Le projet de budget pour 2017 tel que proposé par la Commission et en prenant en compte les instruments spéciaux s’élève à 157,658 milliards d’euros en crédits d’engagement (CE) et à 134,899 milliards d’euros en crédits de paiement (CP), soit une hausse de + 1,7 % en CE par rapport au budget 2016 voté (incluant les budgets rectificatifs n° 1 et 2/2016 votés par le Conseil à la date de rédaction du présent document) et une baisse de - 6,2 % en CP. Les CE, hors instruments spéciaux, s’élèvent à 154,816 milliards d’euros, la marge sous plafond s’établit donc à 815 milliards d’euros. Les CP, hors instruments spéciaux, s’élèvent à 134,279 milliards. La Commission propose de fixer les instruments spéciaux, y compris l’instrument de flexibilité, à hauteur de 1,601 milliards d’euros. La marge sous plafond en crédits de paiement s’élève donc à 8,007 milliards d’euros, les instruments spéciaux étant comptabilisés sous plafond selon l’interprétation du Conseil (et une marge de 9,608 milliards d’euros selon l’interprétation de la Commission).

Les crédits de paiement correspondant à la mobilisation de l’instrument de flexibilité devraient être répartis sur plusieurs exercices et sont estimés à 238,3 millions d’euros en 2017, à 91 millions d’euros en 2018, à 141,9 millions d’euros en 2019 et à 58,8 millions d’euros en 2020.

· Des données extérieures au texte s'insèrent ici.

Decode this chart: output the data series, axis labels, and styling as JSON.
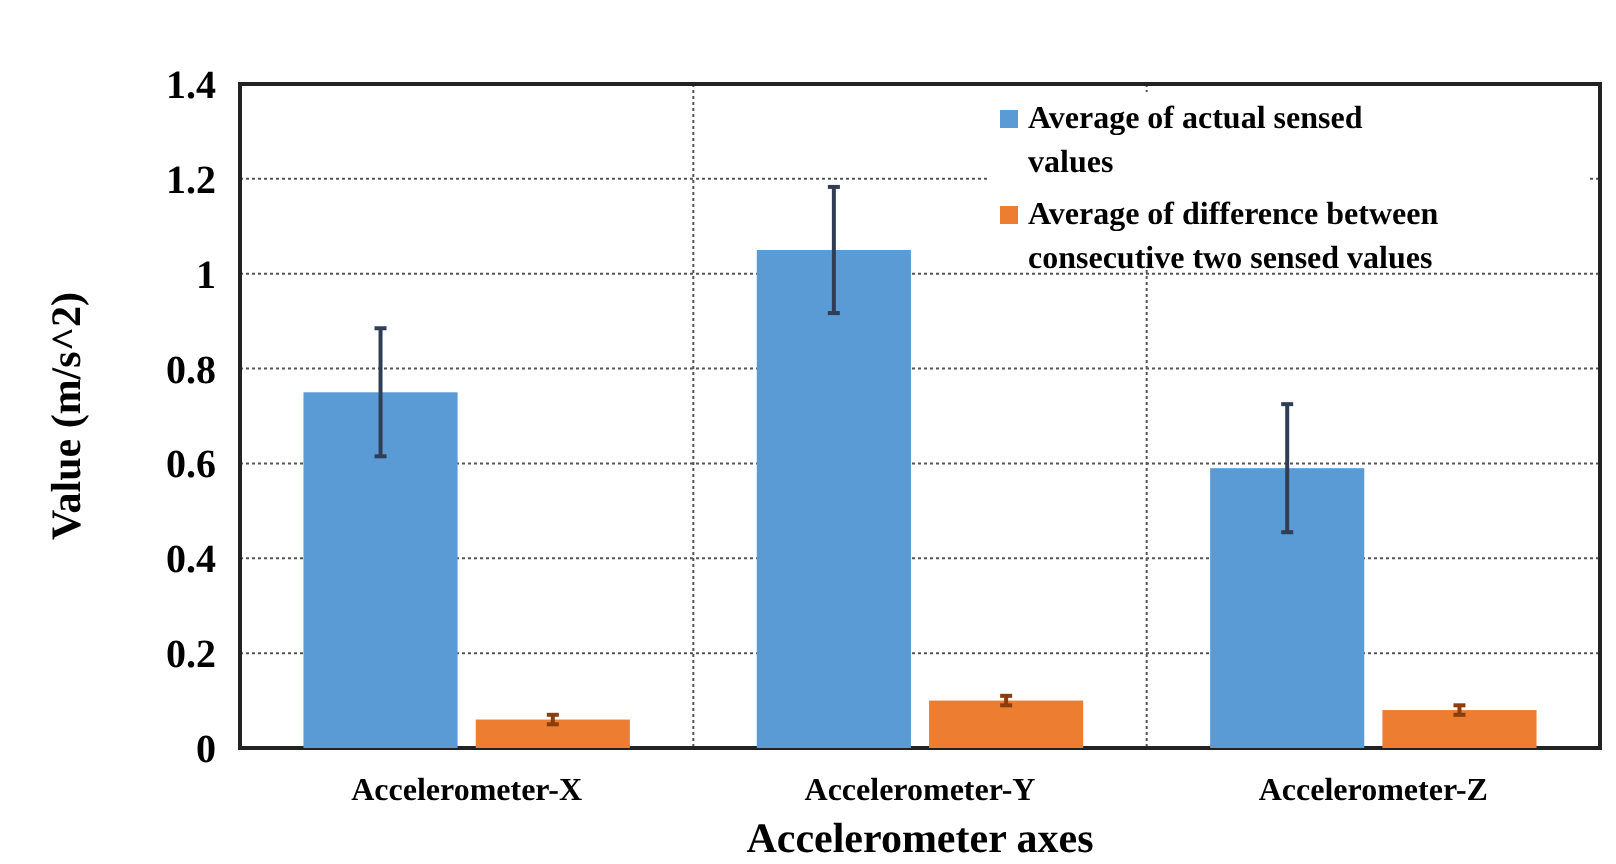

La Commission européenne propose, en second lieu, de recourir à la marge pour imprévus pour un montant de 1,164 milliard d’euros. Conformément au « règlement CFP », la mobilisation de la marge pour imprévus, qui peut atteindre 0,03 % du RNB brut de l’Union européenne, intervient en dernier recours pour faire face à des circonstances imprévues. Cette marge doit donc être mobilisée après avoir examiné toutes les options possibles, c’est-à-dire après avoir envisagé le redéploiement de crédits entre rubriques, utilisé l’ensemble des crédits d’engagement disponibles sous les plafonds et après le recours à l’instrument de flexibilité.

La première priorité du budget est la croissance et la compétitivité.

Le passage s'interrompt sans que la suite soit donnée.